In principio fu quello di Chieri e Carmagnola, ma il segnale è stato forte e ha creato adesione e imitazione fino a portare a 4 le realtà già attive in Piemonte, mentre altre due sono quasi al traguardo. Riflettori accesi sui Distretti del Cibo, strumento che dal 2020 ha un regolamento ufficiale per valorizzare territori e produzioni tipiche eccellenti. Progetti che mescolano economia, turismo, lavoro e cultura. E su cui la Regione vuole accelerare ancora.
No alla competizione tra territori
"I distretti del cibo rappresentano l'opportunità di mettere insieme le nostre produzioni e i nostri tesori - spiega l'assessore regionale all'Agricoltura, Marco Protopapa -. Vogliamo cambiare passo e dare nuove opportunità agli addetti ai lavori. La Regione vuole essere vicino a chi ha iniziato il percorso, soprattutto nelle difficoltà legate alla burocrazia".
"Non deve essere una competizione e una sovrapposizione di territori - aggiunge - ma un'opportunità omogenea e diffusa tra tutti, lavorando sul prodotto e sulla promozione".
Cuneo con Torino sugli scudi
Oltre al Distretto torinese, gli altri tre già operativi sono quelli cuneesi e astigiani del Roero, di Langhe-Monferrato e del Monregalese-Cebano (a indirizzo biologico). In arrivo, invece, il Distretto del cibo della Frutta (nel Saluzzese) e un altro torinese, quello della Serra Morenica e del Naviglio di Ivrea.

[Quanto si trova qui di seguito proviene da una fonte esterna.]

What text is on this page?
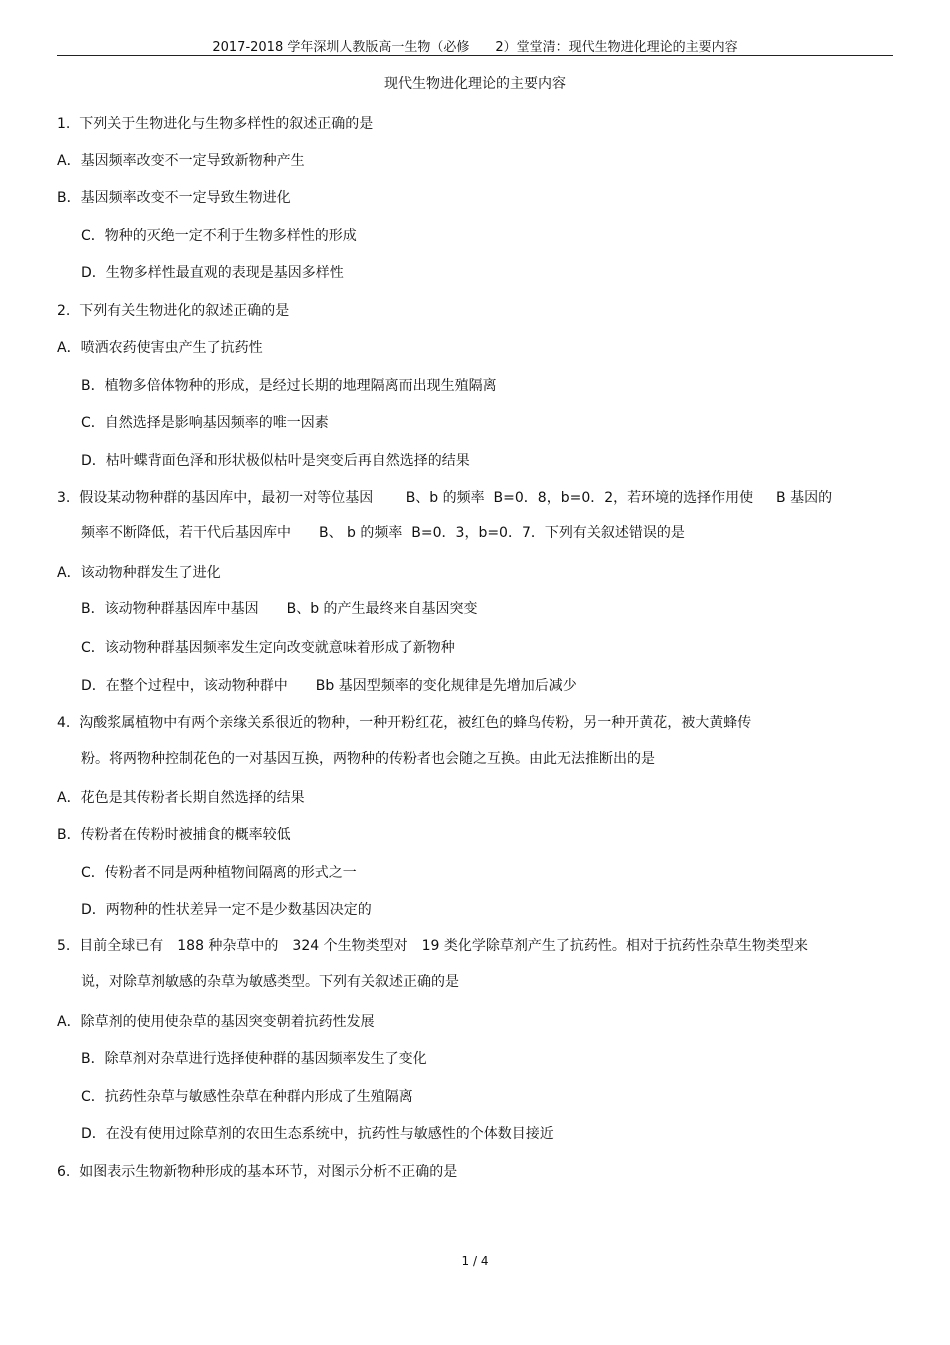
2017-2018 学年深圳人教版高一生物（必修　　2）堂堂清：现代生物进化理论的主要内容
现代生物进化理论的主要内容
1.  下列关于生物进化与生物多样性的叙述正确的是
A．基因频率改变不一定导致新物种产生
B．基因频率改变不一定导致生物进化
C．物种的灭绝一定不利于生物多样性的形成
D．生物多样性最直观的表现是基因多样性
2.  下列有关生物进化的叙述正确的是
A．喷洒农药使害虫产生了抗药性
B．植物多倍体物种的形成，是经过长期的地理隔离而出现生殖隔离
C．自然选择是影响基因频率的唯一因素
D．枯叶蝶背面色泽和形状极似枯叶是突变后再自然选择的结果
3.  假设某动物种群的基因库中，最初一对等位基因　　 B、b 的频率  B=0．8，b=0．2，若环境的选择作用使　  B 基因的
频率不断降低，若干代后基因库中　　B、 b 的频率  B=0．3，b=0．7．下列有关叙述错误的是
A．该动物种群发生了进化
B．该动物种群基因库中基因　　B、b 的产生最终来自基因突变
C．该动物种群基因频率发生定向改变就意味着形成了新物种
D．在整个过程中，该动物种群中　　Bb 基因型频率的变化规律是先增加后减少
4.  沟酸浆属植物中有两个亲缘关系很近的物种，一种开粉红花，被红色的蜂鸟传粉，另一种开黄花，被大黄蜂传
粉。将两物种控制花色的一对基因互换，两物种的传粉者也会随之互换。由此无法推断出的是
A．花色是其传粉者长期自然选择的结果
B．传粉者在传粉时被捕食的概率较低
C．传粉者不同是两种植物间隔离的形式之一
D．两物种的性状差异一定不是少数基因决定的
5.  目前全球已有　188 种杂草中的　324 个生物类型对　19 类化学除草剂产生了抗药性。相对于抗药性杂草生物类型来
说，对除草剂敏感的杂草为敏感类型。下列有关叙述正确的是
A．除草剂的使用使杂草的基因突变朝着抗药性发展
B．除草剂对杂草进行选择使种群的基因频率发生了变化
C．抗药性杂草与敏感性杂草在种群内形成了生殖隔离
D．在没有使用过除草剂的农田生态系统中，抗药性与敏感性的个体数目接近
6.  如图表示生物新物种形成的基本环节，对图示分析不正确的是
1 / 4
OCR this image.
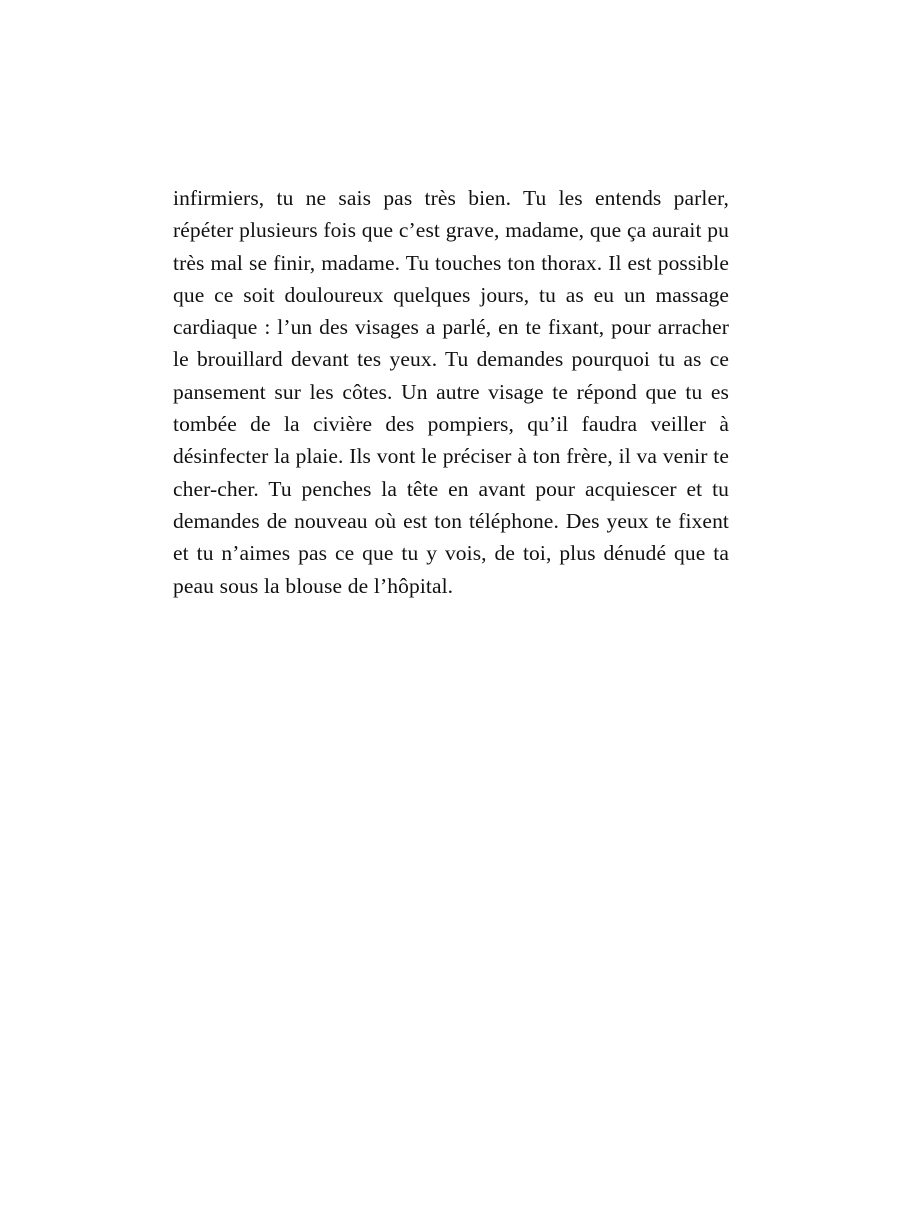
infirmiers, tu ne sais pas très bien. Tu les entends parler, répéter plusieurs fois que c’est grave, madame, que ça aurait pu très mal se finir, madame. Tu touches ton thorax. Il est possible que ce soit douloureux quelques jours, tu as eu un massage cardiaque : l’un des visages a parlé, en te fixant, pour arracher le brouillard devant tes yeux. Tu demandes pourquoi tu as ce pansement sur les côtes. Un autre visage te répond que tu es tombée de la civière des pompiers, qu’il faudra veiller à désinfecter la plaie. Ils vont le préciser à ton frère, il va venir te cher-cher. Tu penches la tête en avant pour acquiescer et tu demandes de nouveau où est ton téléphone. Des yeux te fixent et tu n’aimes pas ce que tu y vois, de toi, plus dénudé que ta peau sous la blouse de l’hôpital.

Per dare corpo a un Distretto servono almeno 5 Comuni vicini tra loro.
Rispondere alle richieste dei turisti
Ma cibo ed economia sono anche turismo e commercio, ma pure cultura. Come spiega l'assessore regionale Vittoria Poggio, "è importante partire dal basso e dalla spinta dei territori. I distretti sono i portatori di una cultura e di una realtà omogenea del territorio e della sua identità, ma il cibo sa essere anche un traino per il turismo: i visitatori chiedono sempre di più elementi di questo genere per raccontare i nostri territori. Un mix di economia materiale e immateriale".